By Jiyeon Kim
Andrew Muhammad, Ph.D. Professor and Blasingame Chair of Excellence, University of Tennessee Institute of Agriculture- Department of Agricultural and Resource Economics
In 2025, the President imposed a series of tariffs under the International Emergency Economic Powers Act (IEEPA), reshaping U.S. trade policy. These measures, ranging from fentanyl‑related tariffs in February to broad reciprocal tariffs implemented in April, generated an estimated $130 billion in revenue by early December with implications for multiple sectors, including agriculture. Agricultural inputs such as fertilizer, pesticides, seeds, and farm machinery were subject to these duties, resulting in roughly $1.1 billion in tariff collections between February and November. Although representing small shares of total farm input spending, these tariffs contribute to rising production costs throughout the supply chain (Arita et al., 2026).

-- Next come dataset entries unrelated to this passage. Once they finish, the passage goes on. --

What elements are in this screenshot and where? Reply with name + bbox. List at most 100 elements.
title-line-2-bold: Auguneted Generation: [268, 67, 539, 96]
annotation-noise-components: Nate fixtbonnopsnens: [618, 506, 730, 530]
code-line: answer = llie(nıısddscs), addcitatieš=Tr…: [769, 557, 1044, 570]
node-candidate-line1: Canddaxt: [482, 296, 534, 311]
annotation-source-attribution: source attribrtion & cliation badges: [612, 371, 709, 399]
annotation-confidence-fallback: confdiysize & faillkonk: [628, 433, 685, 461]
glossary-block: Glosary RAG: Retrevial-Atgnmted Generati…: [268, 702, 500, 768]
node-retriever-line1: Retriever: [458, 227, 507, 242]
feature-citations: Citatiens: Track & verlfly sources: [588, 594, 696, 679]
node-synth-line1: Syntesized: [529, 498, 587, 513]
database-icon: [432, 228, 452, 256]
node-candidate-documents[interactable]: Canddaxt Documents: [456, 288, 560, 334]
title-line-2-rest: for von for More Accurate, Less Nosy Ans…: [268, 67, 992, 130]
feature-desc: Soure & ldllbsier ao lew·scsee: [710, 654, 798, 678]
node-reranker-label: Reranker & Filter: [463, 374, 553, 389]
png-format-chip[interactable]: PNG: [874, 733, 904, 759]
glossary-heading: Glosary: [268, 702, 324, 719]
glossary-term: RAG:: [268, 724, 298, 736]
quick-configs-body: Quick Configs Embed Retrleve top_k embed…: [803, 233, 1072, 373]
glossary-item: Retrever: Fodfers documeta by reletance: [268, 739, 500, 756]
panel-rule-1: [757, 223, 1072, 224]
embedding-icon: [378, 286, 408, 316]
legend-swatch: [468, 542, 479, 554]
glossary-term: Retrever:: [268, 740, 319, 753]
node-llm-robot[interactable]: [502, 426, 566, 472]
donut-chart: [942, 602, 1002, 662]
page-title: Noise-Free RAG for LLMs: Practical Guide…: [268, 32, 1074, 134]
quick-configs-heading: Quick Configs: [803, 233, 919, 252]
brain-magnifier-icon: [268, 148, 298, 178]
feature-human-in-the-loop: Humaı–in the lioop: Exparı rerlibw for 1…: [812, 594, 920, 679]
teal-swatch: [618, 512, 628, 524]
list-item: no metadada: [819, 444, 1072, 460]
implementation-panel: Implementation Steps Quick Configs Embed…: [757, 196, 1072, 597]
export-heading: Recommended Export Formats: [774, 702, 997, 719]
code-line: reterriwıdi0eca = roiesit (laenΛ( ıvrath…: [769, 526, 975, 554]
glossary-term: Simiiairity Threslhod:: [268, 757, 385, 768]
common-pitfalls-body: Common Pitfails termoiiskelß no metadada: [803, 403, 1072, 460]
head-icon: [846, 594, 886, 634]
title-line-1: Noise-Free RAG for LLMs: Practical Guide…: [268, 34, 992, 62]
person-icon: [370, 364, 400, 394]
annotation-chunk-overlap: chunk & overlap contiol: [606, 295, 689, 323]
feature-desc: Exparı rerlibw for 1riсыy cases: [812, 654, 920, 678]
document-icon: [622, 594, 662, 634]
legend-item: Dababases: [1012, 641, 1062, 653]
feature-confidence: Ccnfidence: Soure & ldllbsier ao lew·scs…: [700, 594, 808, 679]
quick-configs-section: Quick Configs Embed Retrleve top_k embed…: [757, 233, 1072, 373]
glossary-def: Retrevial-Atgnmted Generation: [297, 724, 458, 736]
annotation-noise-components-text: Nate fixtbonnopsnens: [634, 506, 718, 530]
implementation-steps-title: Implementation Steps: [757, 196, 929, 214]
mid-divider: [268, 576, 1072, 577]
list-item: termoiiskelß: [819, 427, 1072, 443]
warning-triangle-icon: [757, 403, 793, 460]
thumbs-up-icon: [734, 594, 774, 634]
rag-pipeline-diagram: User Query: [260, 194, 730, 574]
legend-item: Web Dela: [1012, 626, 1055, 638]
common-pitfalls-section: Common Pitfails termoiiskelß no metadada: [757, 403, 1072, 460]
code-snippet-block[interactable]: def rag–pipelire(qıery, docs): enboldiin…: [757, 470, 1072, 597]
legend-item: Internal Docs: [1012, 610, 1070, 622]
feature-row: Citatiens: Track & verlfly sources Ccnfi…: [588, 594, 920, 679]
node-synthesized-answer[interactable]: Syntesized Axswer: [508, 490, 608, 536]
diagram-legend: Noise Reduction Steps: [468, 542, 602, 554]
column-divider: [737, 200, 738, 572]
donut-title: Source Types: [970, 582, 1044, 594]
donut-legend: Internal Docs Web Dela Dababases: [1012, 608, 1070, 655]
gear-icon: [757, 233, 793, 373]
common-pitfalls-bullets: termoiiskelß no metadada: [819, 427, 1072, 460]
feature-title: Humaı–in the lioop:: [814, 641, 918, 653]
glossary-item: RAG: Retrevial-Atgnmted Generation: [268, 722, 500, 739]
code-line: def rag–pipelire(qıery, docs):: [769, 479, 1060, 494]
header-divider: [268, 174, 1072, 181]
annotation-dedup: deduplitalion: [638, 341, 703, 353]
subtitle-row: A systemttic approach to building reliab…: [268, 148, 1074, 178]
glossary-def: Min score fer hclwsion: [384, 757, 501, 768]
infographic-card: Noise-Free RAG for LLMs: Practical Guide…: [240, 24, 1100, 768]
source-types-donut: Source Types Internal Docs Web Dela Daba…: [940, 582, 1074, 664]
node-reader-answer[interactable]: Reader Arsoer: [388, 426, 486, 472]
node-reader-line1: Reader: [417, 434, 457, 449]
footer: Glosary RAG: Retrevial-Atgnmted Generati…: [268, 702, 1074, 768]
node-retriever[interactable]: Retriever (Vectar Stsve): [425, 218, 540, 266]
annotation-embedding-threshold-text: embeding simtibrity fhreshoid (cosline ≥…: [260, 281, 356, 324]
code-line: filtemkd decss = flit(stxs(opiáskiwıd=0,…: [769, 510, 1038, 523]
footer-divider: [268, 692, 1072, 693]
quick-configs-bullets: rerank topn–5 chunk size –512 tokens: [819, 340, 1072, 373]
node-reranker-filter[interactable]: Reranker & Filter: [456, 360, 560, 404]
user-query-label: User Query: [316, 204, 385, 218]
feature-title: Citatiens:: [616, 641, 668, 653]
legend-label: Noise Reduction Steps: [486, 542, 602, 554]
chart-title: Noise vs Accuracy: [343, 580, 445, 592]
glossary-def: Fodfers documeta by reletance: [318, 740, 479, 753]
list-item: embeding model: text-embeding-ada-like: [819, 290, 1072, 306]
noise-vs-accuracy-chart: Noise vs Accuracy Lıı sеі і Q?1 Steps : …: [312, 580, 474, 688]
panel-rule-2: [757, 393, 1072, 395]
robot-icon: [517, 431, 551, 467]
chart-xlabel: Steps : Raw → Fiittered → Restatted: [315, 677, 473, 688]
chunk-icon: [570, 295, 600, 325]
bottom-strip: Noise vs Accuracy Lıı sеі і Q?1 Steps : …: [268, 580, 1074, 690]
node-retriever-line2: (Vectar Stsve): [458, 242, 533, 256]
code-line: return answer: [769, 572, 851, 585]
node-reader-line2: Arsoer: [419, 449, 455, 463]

We provide a brief discussion of these tariffs in this article; a more detailed analysis is presented in IEEPA Fertilizer Tariffs: Revenue, Relief, and Pass‐Through at the following link: https://ageconsearch.umn.edu/record/387621?v=pdf.
IEEPA tariffs have been imposed on several agricultural inputs including fertilizer, pesticides, seeds, and farm machinery, against a backdrop of already volatile input prices and low commodity prices. Based on import data from the U.S. International Trade Commission and tariff rates specified in executive orders, IEEPA tariff revenue collected on agricultural input imports is estimated at roughly $1.1 billion between February and November 2025 (see Figure 1).